In Marrakech, the famous Koutoubia Mosque, built in the 12th century, suffered damage, although the extent of it is currently unknown. Its minaret, 69 meters (226 feet) high, is known as the “roof of Marrakech.” Moroccans posted videos online showing damaged parts of the famous red wall surrounding the UNESCO World Heritage medina.

At least 2,012 people died, the majority in Marrakesh and five provinces near the quake’s epicenter, and at least 2,059 others were injured, the Moroccan Interior Ministry reported late Saturday. Of the injured, 1,404 were in critical condition.

“The problem is that where destructive earthquakes are rare, structures simply aren’t built strong enough to withstand strong ground shaking, so many collapse, causing large numbers of casualties,” he said. Bill McGuire, emeritus professor of geophysical and climate risks at University College London.

In a sign of the enormous magnitude of the disaster, King Mohammed VI ordered the Moroccan armed forces to mobilize air and ground assets, specialized search and rescue teams and a field surgical hospital, according to an army statement.

But despite the flood of offers of help from around the world, the Moroccan government had not formally requested help, a necessary step before external rescue teams could be deployed.

The epicenter of the quake was located near the town of Ighil, in Al Hauz, some 70 kilometers (43.5 miles) south of Marrakech. Al Hauz is known for its spectacular landscapes of the High Atlas and for the Amazigh villages nestled on the slopes of the mountains.
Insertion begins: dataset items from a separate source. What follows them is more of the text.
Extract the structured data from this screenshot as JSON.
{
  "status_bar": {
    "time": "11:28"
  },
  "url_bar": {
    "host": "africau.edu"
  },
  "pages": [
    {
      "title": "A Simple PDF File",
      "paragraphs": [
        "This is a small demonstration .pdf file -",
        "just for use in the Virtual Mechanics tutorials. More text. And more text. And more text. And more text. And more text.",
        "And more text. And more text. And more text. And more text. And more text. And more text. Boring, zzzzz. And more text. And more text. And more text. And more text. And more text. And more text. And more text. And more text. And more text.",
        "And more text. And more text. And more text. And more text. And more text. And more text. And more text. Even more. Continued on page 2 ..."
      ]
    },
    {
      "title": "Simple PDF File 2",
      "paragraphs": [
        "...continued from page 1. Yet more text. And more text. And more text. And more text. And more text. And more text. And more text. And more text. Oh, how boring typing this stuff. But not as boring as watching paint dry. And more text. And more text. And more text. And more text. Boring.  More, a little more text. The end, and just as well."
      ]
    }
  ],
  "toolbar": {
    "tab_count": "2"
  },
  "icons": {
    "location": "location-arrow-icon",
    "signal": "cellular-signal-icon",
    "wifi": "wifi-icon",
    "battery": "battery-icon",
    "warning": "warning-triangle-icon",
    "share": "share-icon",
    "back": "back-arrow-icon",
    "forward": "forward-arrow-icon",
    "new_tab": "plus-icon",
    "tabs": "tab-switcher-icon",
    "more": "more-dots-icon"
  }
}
Police, emergency vehicles and people fleeing in shared taxis spent hours traversing unpaved roads across the High Atlas in intermittent traffic, often getting out of their vehicles to help clear giant boulders from routes known to be rugged and difficult long before Friday’s earthquake. In Ijjoukak, a village in the area surrounding Toubkal, North Africa’s highest peak, residents estimated that nearly 200 structures had been leveled.

Morocco will observe three days of national mourning with flags at half-mast at all public facilities, the official MAP news agency reported.
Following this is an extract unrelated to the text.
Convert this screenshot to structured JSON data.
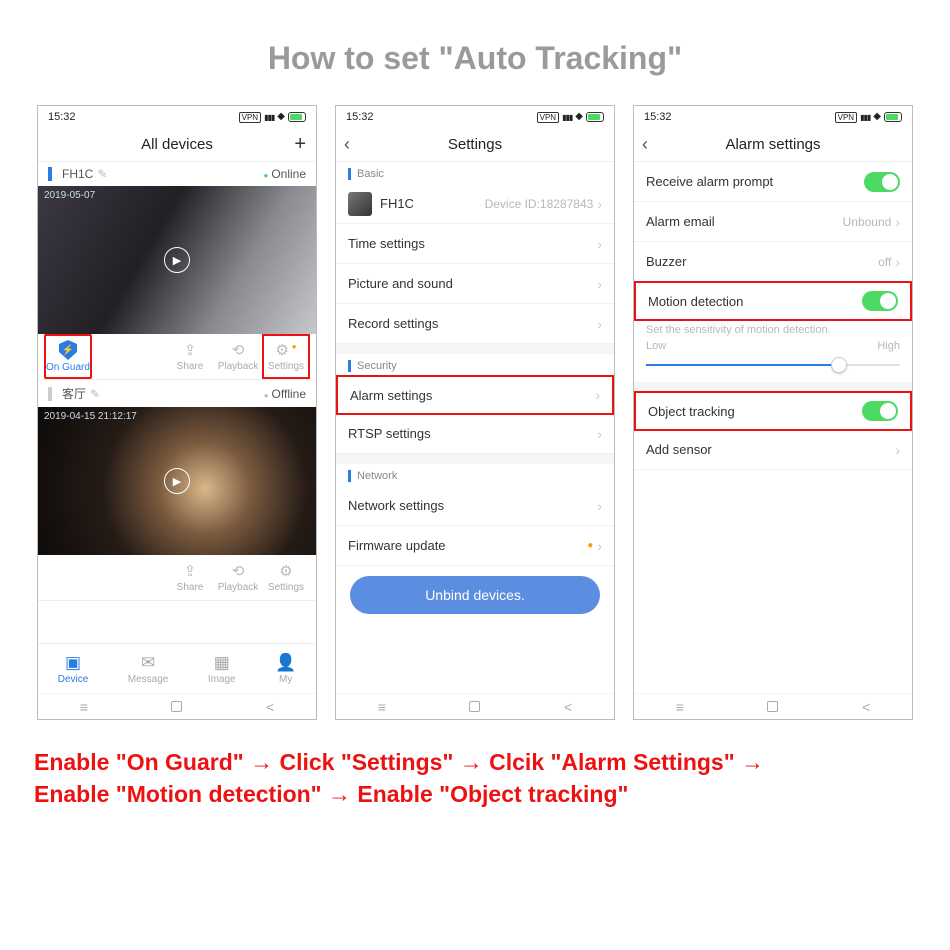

World leaders offered to send aid or rescue teams as condolences poured in from countries in Europe, the Middle East and the Group of 20 summit in India. The president of Turkey, which lost tens of thousands of people in a strong earthquake earlier this year, was among those who proposed help. France and Germany, with large populations of Moroccan origin, also offered to help, and Ukrainian and Russian authorities expressed their support for the Moroccans.
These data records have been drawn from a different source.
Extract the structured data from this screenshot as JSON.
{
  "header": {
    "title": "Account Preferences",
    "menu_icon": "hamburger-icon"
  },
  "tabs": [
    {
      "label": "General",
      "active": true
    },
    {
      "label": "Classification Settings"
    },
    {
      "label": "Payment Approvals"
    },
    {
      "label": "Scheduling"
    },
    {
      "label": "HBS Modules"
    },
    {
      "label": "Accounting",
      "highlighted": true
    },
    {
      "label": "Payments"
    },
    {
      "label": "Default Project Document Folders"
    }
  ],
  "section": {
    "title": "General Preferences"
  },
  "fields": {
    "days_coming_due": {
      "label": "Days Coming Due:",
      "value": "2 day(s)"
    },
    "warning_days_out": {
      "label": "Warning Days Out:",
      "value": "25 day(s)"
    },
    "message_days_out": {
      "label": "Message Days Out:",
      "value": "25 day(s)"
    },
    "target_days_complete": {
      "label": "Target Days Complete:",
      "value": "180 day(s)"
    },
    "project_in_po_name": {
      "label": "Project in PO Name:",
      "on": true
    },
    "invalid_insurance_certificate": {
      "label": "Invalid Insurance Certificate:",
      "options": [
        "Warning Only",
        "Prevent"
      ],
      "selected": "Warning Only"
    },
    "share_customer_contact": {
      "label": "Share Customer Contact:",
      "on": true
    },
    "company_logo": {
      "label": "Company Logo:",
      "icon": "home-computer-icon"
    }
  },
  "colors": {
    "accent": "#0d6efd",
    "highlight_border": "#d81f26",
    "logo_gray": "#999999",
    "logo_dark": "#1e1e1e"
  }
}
In an exceptional measure, neighboring rival Algeria offered to open its airspace to allow eventual humanitarian aid or medical evacuation flights to travel to and from Morocco. Algeria closed airspace when its government broke diplomatic relations with Morocco in 2021 over a series of issues. The countries have a decades-long dispute involving the territory of Western Sahara.

The United States Geological Survey reported that the earthquake had a preliminary magnitude of 6.8 when it occurred at 11:11 p.m. (22:11 GMT), with tremors that lasted several seconds. The US agency indicated that a magnitude 4.9 aftershock occurred just 19 minutes later. The collision of the African and Eurasian tectonic plates occurred at a relatively shallow depth, making an earthquake more dangerous.


Associated Press writers Angela Charlton in Paris, Ahmed Hatem in Cairo, and Brian Melley and Hadia Bakkar in London contributed to this report.